Background: The diagnosis of HIV infection is important among different groups.
Moreover, combination antiretroviral therapy is used to treat HIV-1, but it cannot eradicate the infection.
Thus, the development of therapeutic vaccines, along with antiretroviral therapy, is recommended.
This study evaluates the values of four HIV proteins as antigen candidates in therapeutic
vaccine design as well as a possible diagnostic marker for HIV infection in humans.
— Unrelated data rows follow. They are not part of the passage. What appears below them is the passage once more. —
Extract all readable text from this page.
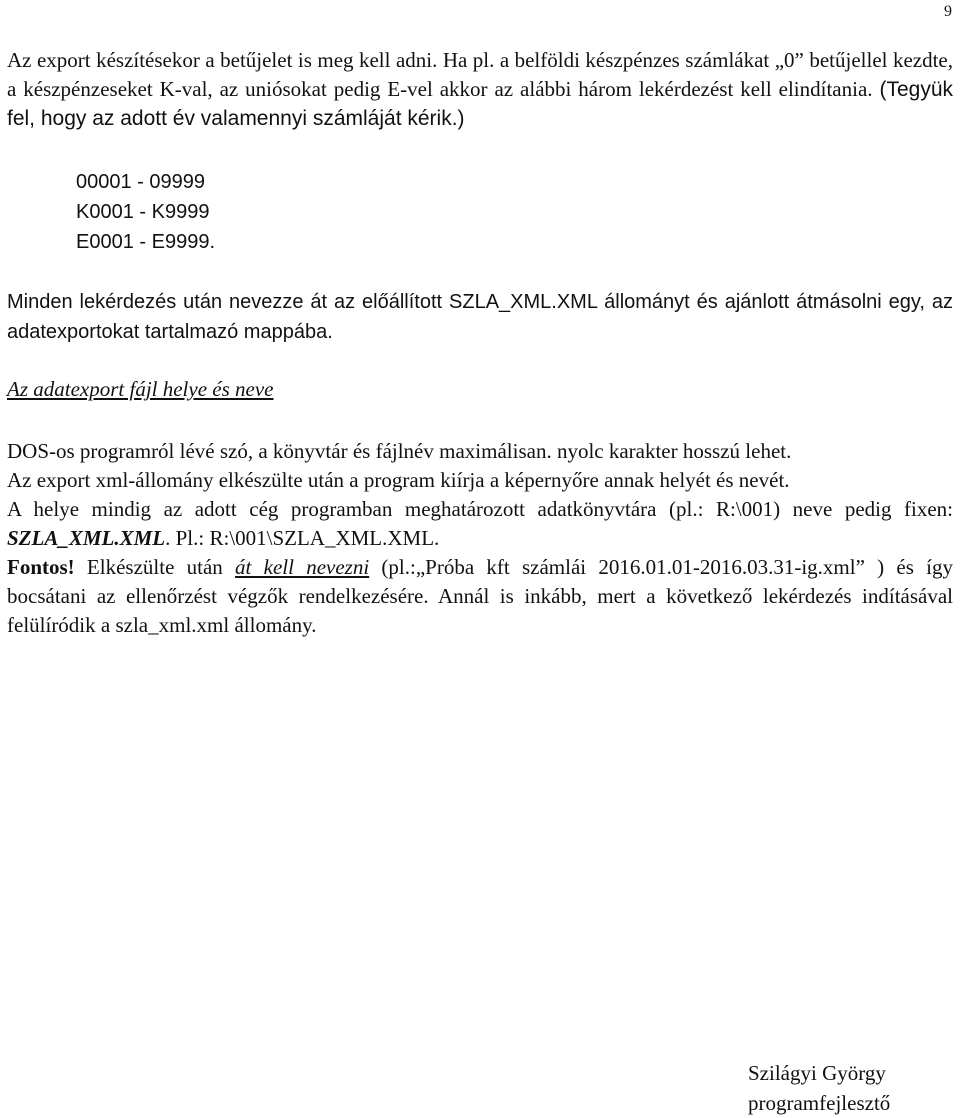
9

Az export készítésekor a betűjelet is meg kell adni. Ha pl. a belföldi készpénzes számlákat „0” betűjellel kezdte, a készpénzeseket K-val, az uniósokat pedig E-vel akkor az alábbi három lekérdezést kell elindítania. (Tegyük fel, hogy az adott év valamennyi számláját kérik.)

00001 - 09999
K0001 - K9999
E0001 - E9999.

Minden lekérdezés után nevezze át az előállított SZLA_XML.XML állományt és ajánlott átmásolni egy, az adatexportokat tartalmazó mappába.

Az adatexport fájl helye és neve
DOS-os programról lévé szó, a könyvtár és fájlnév maximálisan. nyolc karakter hosszú lehet.
Az export xml-állomány elkészülte után a program kiírja a képernyőre annak helyét és nevét.
A helye mindig az adott cég programban meghatározott adatkönyvtára (pl.: R:\001) neve pedig fixen: SZLA_XML.XML. Pl.: R:\001\SZLA_XML.XML.
Fontos! Elkészülte után át kell nevezni (pl.:„Próba kft számlái 2016.01.01-2016.03.31-ig.xml” ) és így bocsátani az ellenőrzést végzők rendelkezésére. Annál is inkább, mert a következő lekérdezés indításával felülíródik a szla_xml.xml állomány.
Szilágyi György
programfejlesztő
Methods: In this study, the HIV-1 Tat and Rev regulatory proteins and structural Gp120 and p24
proteins were generated in E. coli expression system. Their immunogenicity was evaluated in BALB/
c mice using homologous and heterologous prime/boost strategies. Moreover, the detection of anti-
HIV IgG antibodies against these recombinant proteins was assessed in untreated (Naïve/ HIV-infected),
treated, and drug-resistant patients compared to the healthy (control) group as a possible diagnostic
marker for HIV infection.
Results: In humans, our results showed that among HIV-1 proteins, anti-Gp120 antibody was not
detected in treated individuals compared to the healthy (control) group. The levels of anti-Gp120
antibody were significantly different between the treated group and Naïve as well as drug-resistant
subjects. Moreover, the level of anti-p24 antibody was significantly lower in the treated group than
the Naive group. In mice, the results of immunization indicated that the Rev antigen could significantly
induce IgG2a, IgG2b, and IFN-γ secretion aimed at Th1 response as well as Granzyme B
generation as CTL activity in comparison with other antigens. Furthermore, the heterologous DNA
prime/ protein boost regimen was more potent than the homologous regimen for stimulation of cellular
Conclusion: Briefly, the levels of both anti-Gp120 and anti-p24 antibodies can be considered for
the diagnosis of the HIV-infected individuals in different groups compared to the healthy group.
Moreover, among four recombinant proteins, Rev elicited Th1 cellular immunity and CTL activity
in mice as an antigen candidate in therapeutic vaccine development.